At one point, during this film and also while staving off that boiling temperature, I asked myself "so what's the point?" So this guy got his heart broke and now his documentary about a Civil War General has turned into his journey to try desperately to get laid and look pathetic in the process. I kind of hated the whole idea of it at first and was almost dead set on rejecting it and then I really started to feel for the guy and by about the halfway mark, I really felt sorry for him. His emotions, reactions and sentiments are genuine and your heart really goes out to this guy. You almost have to be an adult and one that's gotten his/her heart broken to really get the film and realize that once our heart's are broken it's only natural that we go in search of validation elsewhere - whether it be through a dim actress or a hippy islander.

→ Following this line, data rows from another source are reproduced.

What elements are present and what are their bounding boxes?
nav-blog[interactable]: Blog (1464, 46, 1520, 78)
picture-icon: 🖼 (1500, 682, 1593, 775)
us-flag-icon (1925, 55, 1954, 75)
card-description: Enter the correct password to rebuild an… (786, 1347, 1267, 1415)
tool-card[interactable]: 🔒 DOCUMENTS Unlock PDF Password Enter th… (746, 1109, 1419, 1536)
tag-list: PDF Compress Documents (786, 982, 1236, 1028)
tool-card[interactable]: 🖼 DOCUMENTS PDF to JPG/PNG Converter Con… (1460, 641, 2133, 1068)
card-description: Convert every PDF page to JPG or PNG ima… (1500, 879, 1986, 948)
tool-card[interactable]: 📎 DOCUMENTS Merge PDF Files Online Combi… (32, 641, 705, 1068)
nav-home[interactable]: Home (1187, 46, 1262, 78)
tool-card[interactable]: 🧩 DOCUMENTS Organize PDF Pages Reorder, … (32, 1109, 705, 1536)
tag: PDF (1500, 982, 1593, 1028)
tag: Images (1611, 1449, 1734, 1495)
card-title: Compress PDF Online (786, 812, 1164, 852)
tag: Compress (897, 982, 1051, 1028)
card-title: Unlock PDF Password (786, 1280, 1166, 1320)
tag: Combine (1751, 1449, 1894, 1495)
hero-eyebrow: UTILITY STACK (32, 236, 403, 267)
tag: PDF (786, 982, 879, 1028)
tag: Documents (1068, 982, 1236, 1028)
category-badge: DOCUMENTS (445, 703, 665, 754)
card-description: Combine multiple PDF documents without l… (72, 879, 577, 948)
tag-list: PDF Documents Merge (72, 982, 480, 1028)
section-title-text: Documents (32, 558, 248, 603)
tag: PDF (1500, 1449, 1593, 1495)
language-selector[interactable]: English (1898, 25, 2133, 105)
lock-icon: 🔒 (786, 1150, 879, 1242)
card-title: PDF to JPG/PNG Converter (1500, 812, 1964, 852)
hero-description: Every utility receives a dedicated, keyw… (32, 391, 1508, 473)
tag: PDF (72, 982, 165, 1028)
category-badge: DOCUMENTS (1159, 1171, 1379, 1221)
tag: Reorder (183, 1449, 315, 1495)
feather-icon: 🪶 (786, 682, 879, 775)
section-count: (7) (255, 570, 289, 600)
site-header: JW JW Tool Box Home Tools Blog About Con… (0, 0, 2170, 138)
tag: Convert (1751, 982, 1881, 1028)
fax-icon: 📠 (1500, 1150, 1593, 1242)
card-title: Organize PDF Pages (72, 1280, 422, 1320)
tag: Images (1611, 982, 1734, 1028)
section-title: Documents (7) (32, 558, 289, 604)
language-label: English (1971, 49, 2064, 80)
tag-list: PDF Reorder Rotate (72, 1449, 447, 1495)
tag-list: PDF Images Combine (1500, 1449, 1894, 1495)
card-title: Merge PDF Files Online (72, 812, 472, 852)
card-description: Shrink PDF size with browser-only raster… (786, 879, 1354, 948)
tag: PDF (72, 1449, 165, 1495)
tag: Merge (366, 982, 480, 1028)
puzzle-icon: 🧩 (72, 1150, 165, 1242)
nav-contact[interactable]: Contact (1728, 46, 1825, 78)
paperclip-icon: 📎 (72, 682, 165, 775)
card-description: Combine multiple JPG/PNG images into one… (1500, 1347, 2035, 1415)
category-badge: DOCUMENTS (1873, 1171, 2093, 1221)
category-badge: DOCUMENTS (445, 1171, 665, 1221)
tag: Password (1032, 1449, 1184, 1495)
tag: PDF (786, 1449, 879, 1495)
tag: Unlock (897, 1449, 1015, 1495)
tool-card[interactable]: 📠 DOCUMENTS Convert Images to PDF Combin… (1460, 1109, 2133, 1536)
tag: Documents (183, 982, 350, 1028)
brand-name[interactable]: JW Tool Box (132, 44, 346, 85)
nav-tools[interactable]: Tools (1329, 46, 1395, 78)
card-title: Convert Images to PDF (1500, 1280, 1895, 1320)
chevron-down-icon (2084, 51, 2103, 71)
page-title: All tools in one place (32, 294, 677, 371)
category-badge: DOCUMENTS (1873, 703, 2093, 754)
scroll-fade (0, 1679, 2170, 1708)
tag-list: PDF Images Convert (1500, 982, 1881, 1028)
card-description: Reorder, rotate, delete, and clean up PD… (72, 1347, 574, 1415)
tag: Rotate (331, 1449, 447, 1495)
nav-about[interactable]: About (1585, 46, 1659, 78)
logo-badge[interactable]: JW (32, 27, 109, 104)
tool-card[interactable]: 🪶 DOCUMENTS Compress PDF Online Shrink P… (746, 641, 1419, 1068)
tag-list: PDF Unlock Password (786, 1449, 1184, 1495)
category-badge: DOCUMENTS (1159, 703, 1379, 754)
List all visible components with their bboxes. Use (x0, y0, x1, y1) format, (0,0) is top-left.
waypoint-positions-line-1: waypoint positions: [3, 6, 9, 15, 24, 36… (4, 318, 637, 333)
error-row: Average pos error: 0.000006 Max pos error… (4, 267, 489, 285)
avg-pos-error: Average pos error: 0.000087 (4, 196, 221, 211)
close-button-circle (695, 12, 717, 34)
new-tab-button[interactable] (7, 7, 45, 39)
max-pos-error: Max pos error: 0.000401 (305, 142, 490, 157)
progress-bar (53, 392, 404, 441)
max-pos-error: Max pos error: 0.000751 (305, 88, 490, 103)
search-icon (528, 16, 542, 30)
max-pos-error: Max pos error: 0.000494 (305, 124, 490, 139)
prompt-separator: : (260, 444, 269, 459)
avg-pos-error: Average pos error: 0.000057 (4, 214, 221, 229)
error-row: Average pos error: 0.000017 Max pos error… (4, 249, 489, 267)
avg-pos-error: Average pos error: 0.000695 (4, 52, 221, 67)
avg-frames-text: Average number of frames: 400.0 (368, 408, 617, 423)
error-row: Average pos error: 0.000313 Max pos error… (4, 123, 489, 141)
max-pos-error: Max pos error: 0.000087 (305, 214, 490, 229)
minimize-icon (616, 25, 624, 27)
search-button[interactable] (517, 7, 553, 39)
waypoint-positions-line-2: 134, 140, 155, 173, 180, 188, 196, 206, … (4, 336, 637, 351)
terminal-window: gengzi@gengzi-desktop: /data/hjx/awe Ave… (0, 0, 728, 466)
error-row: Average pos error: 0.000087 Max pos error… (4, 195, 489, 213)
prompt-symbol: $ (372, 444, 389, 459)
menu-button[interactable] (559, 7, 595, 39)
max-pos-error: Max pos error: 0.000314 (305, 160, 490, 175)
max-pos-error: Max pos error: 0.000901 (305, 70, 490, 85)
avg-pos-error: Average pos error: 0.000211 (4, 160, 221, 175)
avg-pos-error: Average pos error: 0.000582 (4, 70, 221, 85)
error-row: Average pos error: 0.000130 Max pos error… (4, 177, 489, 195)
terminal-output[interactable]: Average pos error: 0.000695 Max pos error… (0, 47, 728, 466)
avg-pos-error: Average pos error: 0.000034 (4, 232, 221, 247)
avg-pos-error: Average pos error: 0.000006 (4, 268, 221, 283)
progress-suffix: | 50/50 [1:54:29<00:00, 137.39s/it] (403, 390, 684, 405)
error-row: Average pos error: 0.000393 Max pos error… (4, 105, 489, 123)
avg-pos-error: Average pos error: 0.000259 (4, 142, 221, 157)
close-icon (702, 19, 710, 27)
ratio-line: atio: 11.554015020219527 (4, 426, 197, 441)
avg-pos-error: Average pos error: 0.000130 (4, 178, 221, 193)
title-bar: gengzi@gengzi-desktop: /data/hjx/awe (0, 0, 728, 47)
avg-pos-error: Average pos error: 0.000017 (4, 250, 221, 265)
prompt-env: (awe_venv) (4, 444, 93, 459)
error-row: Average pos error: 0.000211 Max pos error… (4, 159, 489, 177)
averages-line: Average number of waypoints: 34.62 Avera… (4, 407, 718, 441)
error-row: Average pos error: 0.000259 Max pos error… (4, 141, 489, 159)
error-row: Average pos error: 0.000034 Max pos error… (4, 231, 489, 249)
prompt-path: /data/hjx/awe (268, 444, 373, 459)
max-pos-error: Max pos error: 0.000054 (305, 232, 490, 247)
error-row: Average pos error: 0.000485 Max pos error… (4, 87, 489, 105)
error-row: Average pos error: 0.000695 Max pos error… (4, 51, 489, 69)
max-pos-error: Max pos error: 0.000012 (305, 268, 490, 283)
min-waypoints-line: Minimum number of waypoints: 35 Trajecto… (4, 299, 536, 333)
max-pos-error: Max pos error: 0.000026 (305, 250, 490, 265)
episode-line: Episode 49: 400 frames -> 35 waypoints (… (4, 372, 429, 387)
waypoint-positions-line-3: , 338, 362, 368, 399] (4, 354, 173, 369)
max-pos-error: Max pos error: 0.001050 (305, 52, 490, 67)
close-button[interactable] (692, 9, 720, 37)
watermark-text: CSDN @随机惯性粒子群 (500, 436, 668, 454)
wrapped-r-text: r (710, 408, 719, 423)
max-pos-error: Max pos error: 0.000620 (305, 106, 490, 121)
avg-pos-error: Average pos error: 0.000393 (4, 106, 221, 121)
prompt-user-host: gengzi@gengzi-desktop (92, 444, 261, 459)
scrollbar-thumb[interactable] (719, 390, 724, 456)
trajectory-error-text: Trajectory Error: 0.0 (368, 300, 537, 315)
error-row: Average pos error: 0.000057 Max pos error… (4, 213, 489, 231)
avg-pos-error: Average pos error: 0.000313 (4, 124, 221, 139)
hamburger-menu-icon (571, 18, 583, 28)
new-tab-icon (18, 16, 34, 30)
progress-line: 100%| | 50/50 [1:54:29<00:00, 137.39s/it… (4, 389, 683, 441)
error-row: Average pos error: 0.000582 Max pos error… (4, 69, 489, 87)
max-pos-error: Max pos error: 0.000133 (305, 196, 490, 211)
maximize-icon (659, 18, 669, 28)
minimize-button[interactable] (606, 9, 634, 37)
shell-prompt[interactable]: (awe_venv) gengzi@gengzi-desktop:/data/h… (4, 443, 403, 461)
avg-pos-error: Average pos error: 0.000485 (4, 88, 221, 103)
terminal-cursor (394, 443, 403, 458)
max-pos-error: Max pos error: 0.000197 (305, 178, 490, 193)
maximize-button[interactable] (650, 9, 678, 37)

How perfect was the situation with Wini, Ross and Michael? Someone needs to adapt that entire segment of the picture into a feature length, fictional film, because it could be such a perfect, heartbreaking movie. Ross loves her, yet she's very difficult - perhaps we've all experience women like her. Not sure what they want, feelings out of whack. And all the while, Michael loves her too, plus she was kind of attractive in a primitive woman sort of way. And how she just scurried around the island with nothing on, what that must have done to Ross, as he tried to ignore it and read her Sherman quotes. On the other hand, forget the feature length, fictional film, because you just can't write stuff this perfect.
I also have to admit I loved Charleen Swansea. As annoying as she was, she was like an amalgamation of so many women I've actually encountered in my real life: pushy, caring and bull headed. It makes you realize, after observing all of these characters and then telling yourself, "they're all real", how great documentaries can really be. I actually really liked this a lot and kudos to it for making me forget about being sick for a little while. Hell, who knows, I may have even actually liked it more if my brains weren't boiling.
RATING: 7.5/10 I'm not sure how it will fair in my TOP 20, but I'll try hard to find it a spot somewhere.